Вместе с Ричардом мы исправно посещали балы и иные увеселения в Вустере, от которого до Солуорпа было всего пять миль, или в небольшом курортном местечке Дройтвич. До него было еще ближе – две мили в противоположном направлении. Как и следовало ожидать, мое затянувшееся пребывание в Солуорпе дало пищу всевозможным пересудам, подчас довольно грязным. Подозреваю, что достойную лепту в это дело внесли несколько проживавших по соседству дам, которые сами имели виды на богатую добычу в лице Ричарда. Однако Ричард и, как ни странно, Джон Принс неизменно вставали на мою защиту, давая сплетникам резкий отпор, а потому желающие позлословить по моему поводу предпочитали шушукаться у себя дома, не вынося сплетен за порог. К тому же статус полковничьей вдовы придавал моей персоне немалый вес. В «графском» обществе Вустера у меня нашлось немало поклонников. Сам Ричард чувствовал себя не очень удобно и продолжал уговаривать меня выйти за него замуж, заводя об этом разговор в среднем один раз в месяц.
– Мне не нравится скрывать чувства к тебе, – жаловался он. – Я хочу показать тебя всему миру как свою жену, хочу, чтобы все видели, как сильно я тебя люблю, как горжусь тобой. Мне до чертиков надоело прятаться по темным углам да чуланам.
Но я оставалась непреклонной.
В начале мая я была занята приготовлениями ко дню рождения Артура, которому исполнялось четыре года, и на несколько дней поехала в Лондон за покупками. Поскольку в прошлый раз мы расстались с Джереми довольно холодно, на сей раз я решила навестить его лишь за день до отъезда.
Старик приветствовал меня не слишком дружелюбно, и первые его слова ножом вонзились в мое сердце.
– Ну, как там поживает Прескотт? – хмуро спросил он.
– О чем ты? Откуда мне знать? – застыла я в недоумении.
Он удивленно поднял брови.
– Ведь королевская артиллерия уж месяц как вернулась, а сегодня, кажется, вновь снимается с места. А я-то решил, что именно поэтому ты ко мне и пожаловала. Ну, думаю, опять влипла, вот и пришла просить о помощи.

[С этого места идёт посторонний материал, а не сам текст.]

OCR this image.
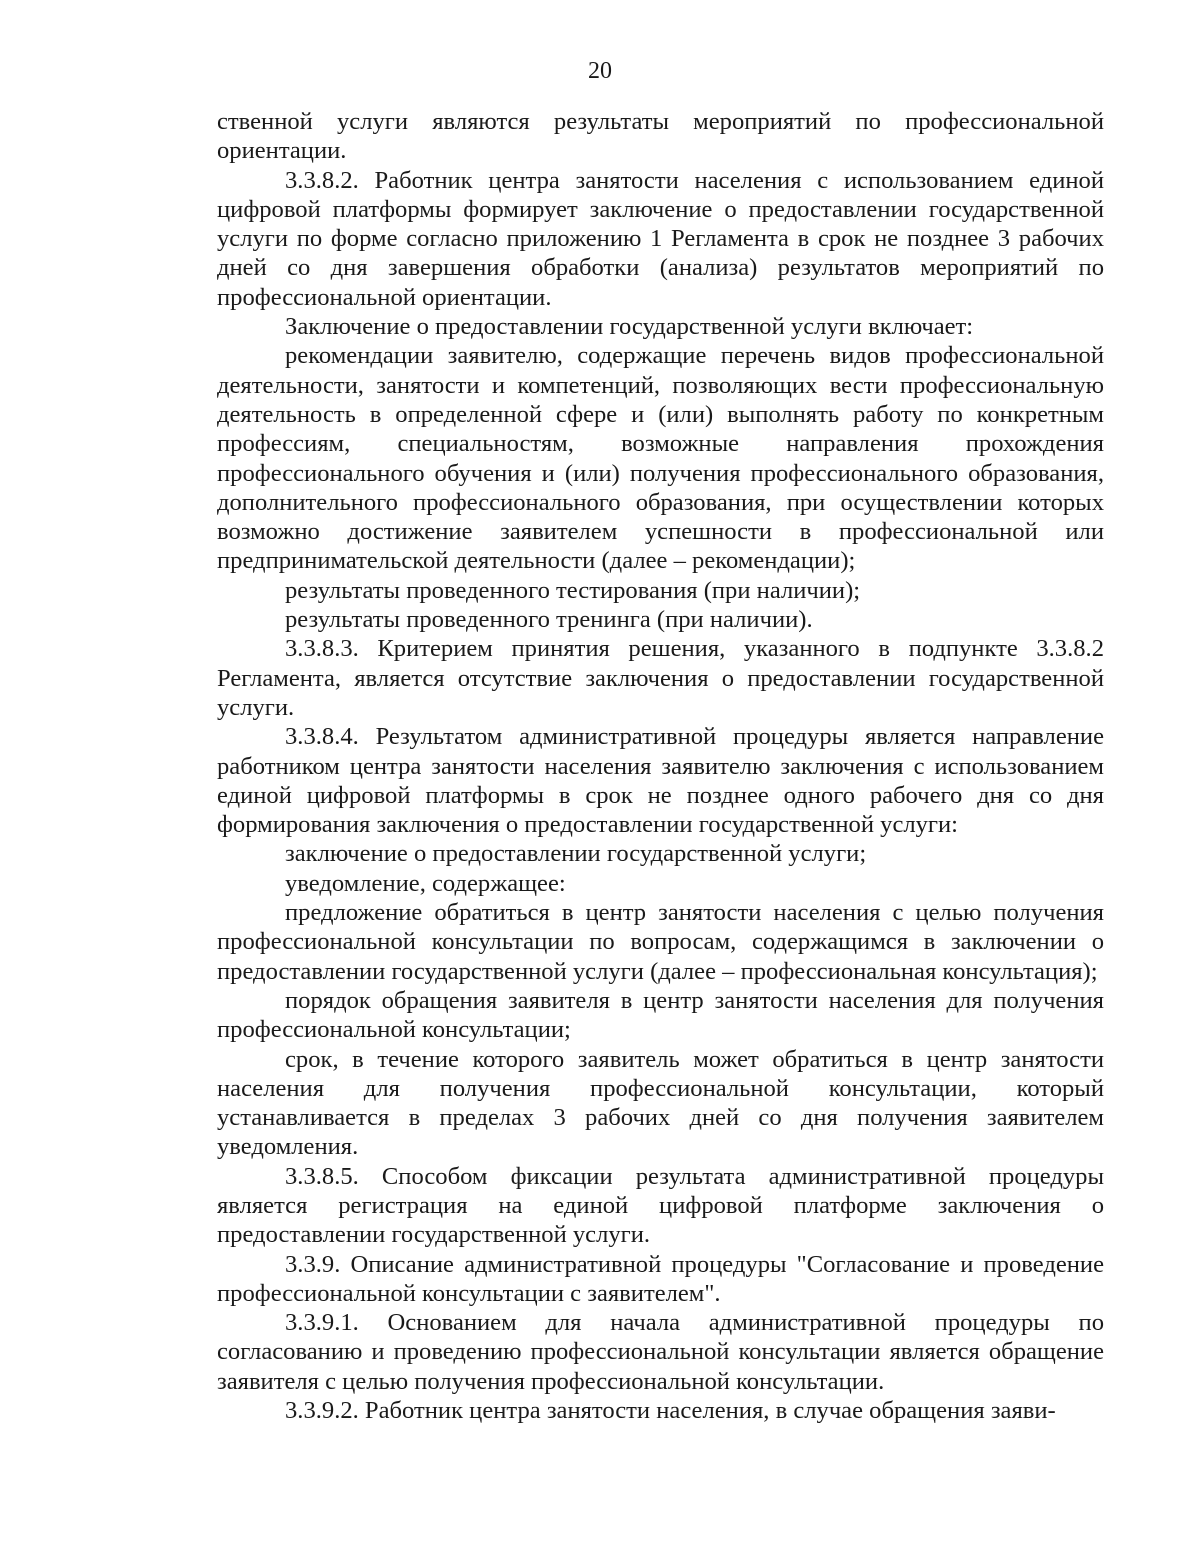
20

ственной услуги являются результаты мероприятий по профессиональной ориентации.

3.3.8.2. Работник центра занятости населения с использованием единой цифровой платформы формирует заключение о предоставлении государственной услуги по форме согласно приложению 1 Регламента в срок не позднее 3 рабочих дней со дня завершения обработки (анализа) результатов мероприятий по профессиональной ориентации.

Заключение о предоставлении государственной услуги включает:

рекомендации заявителю, содержащие перечень видов профессиональной деятельности, занятости и компетенций, позволяющих вести профессиональную деятельность в определенной сфере и (или) выполнять работу по конкретным профессиям, специальностям, возможные направления прохождения профессионального обучения и (или) получения профессионального образования, дополнительного профессионального образования, при осуществлении которых возможно достижение заявителем успешности в профессиональной или предпринимательской деятельности (далее – рекомендации);

результаты проведенного тестирования (при наличии);

результаты проведенного тренинга (при наличии).

3.3.8.3. Критерием принятия решения, указанного в подпункте 3.3.8.2 Регламента, является отсутствие заключения о предоставлении государственной услуги.

3.3.8.4. Результатом административной процедуры является направление работником центра занятости населения заявителю заключения с использованием единой цифровой платформы в срок не позднее одного рабочего дня со дня формирования заключения о предоставлении государственной услуги:

заключение о предоставлении государственной услуги;

уведомление, содержащее:

предложение обратиться в центр занятости населения с целью получения профессиональной консультации по вопросам, содержащимся в заключении о предоставлении государственной услуги (далее – профессиональная консультация);

порядок обращения заявителя в центр занятости населения для получения профессиональной консультации;

срок, в течение которого заявитель может обратиться в центр занятости населения для получения профессиональной консультации, который устанавливается в пределах 3 рабочих дней со дня получения заявителем уведомления.

3.3.8.5. Способом фиксации результата административной процедуры является регистрация на единой цифровой платформе заключения о предоставлении государственной услуги.

3.3.9. Описание административной процедуры "Согласование и проведение профессиональной консультации с заявителем".

3.3.9.1. Основанием для начала административной процедуры по согласованию и проведению профессиональной консультации является обращение заявителя с целью получения профессиональной консультации.

3.3.9.2. Работник центра занятости населения, в случае обращения заяви-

Едва не лишившись чувств, я опустилась на стул.
– Я никогда не прощу тебе, если ты врешь, Джереми, – пролепетала я заплетающимся языком.
– С чего бы мне врать? – Он сердито зыркнул из-под насупленных бровей. – Тебе нетрудно будет проверить. Так, значит, ты не была с ним и даже не видела его?
Я тупо покачала головой.
– Не веришь мне – пойди узнай сама, – выразительно пожал он плечами.

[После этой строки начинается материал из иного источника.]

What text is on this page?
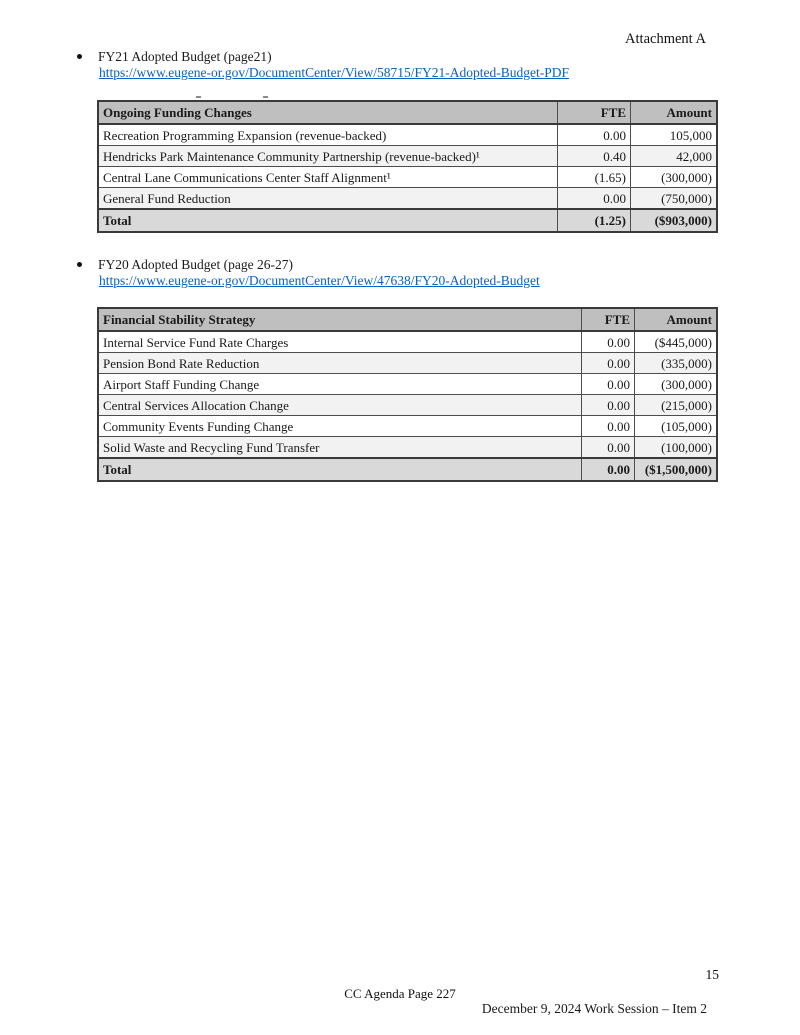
Attachment A
FY21 Adopted Budget (page21)
https://www.eugene-or.gov/DocumentCenter/View/58715/FY21-Adopted-Budget-PDF
Ongoing Funding Changes	FTE	Amount
Recreation Programming Expansion (revenue-backed)	0.00	105,000
Hendricks Park Maintenance Community Partnership (revenue-backed)¹	0.40	42,000
Central Lane Communications Center Staff Alignment¹	(1.65)	(300,000)
General Fund Reduction	0.00	(750,000)
Total	(1.25)	($903,000)
FY20 Adopted Budget (page 26-27)
https://www.eugene-or.gov/DocumentCenter/View/47638/FY20-Adopted-Budget
Financial Stability Strategy	FTE	Amount
Internal Service Fund Rate Charges	0.00	($445,000)
Pension Bond Rate Reduction	0.00	(335,000)
Airport Staff Funding Change	0.00	(300,000)
Central Services Allocation Change	0.00	(215,000)
Community Events Funding Change	0.00	(105,000)
Solid Waste and Recycling Fund Transfer	0.00	(100,000)
Total	0.00	($1,500,000)
15
CC Agenda Page 227
December 9, 2024 Work Session – Item 2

За всю долгую историю наших отношений это было единственное зло, которое причинил мне Джереми. Я так никогда и не узнала, сделал ли он это невольно или намеренно. Джереми не солгал. То, что артиллерийский полк вернулся и в течение месяца находился на родине, было правдой. Я сама это выяснила. Однако мне тогда не удалось узнать, что Дэвида Прескотта не было среди возвратившихся.
Сэр Артур Уэлсли,[34] начиная новую кампанию в Португалии, отчаянно нуждался в опытных офицерах. Некоторых из них он призвал прямо на поля сражений. Среди тех, кто отправился в Португалию, был и Дэвид. Но я не знала этого. И для меня это стало катастрофой.
Обратный путь в Солуорп я вспоминаю как самое невеселое путешествие в моей жизни. «Я вернусь и найду тебя, где бы ты ни была», – звучали у меня в ушах его слова. Вот он и вернулся, но даже не подумал разыскать меня. Более того, не появился у наших общих друзей, не поинтересовался, как я живу без него, – это я тоже выяснила. Он не написал ни единой строчки, чтобы сообщить мне о своем приезде. Все это могло означать только одно: его любовь ко мне умерла, и то, что было между нами в ветхозаветные времена, стало для него невозвратным прошлым. Я лихорадочно пыталась найти хоть какое-то оправдание его поведению, но ничего не придумала. Ничего, кроме беспощадной правды: он или мертв, или разлюбил меня. Мне казалось, что я сама близка к смерти, но тут в ушах зазвучали едкие слова Джереми. Раненое самолюбие заставило меня расправить плечи. Я попыталась стащить с пальца и выбросить дурацкое колечко с надписью, но оно никак не снималось.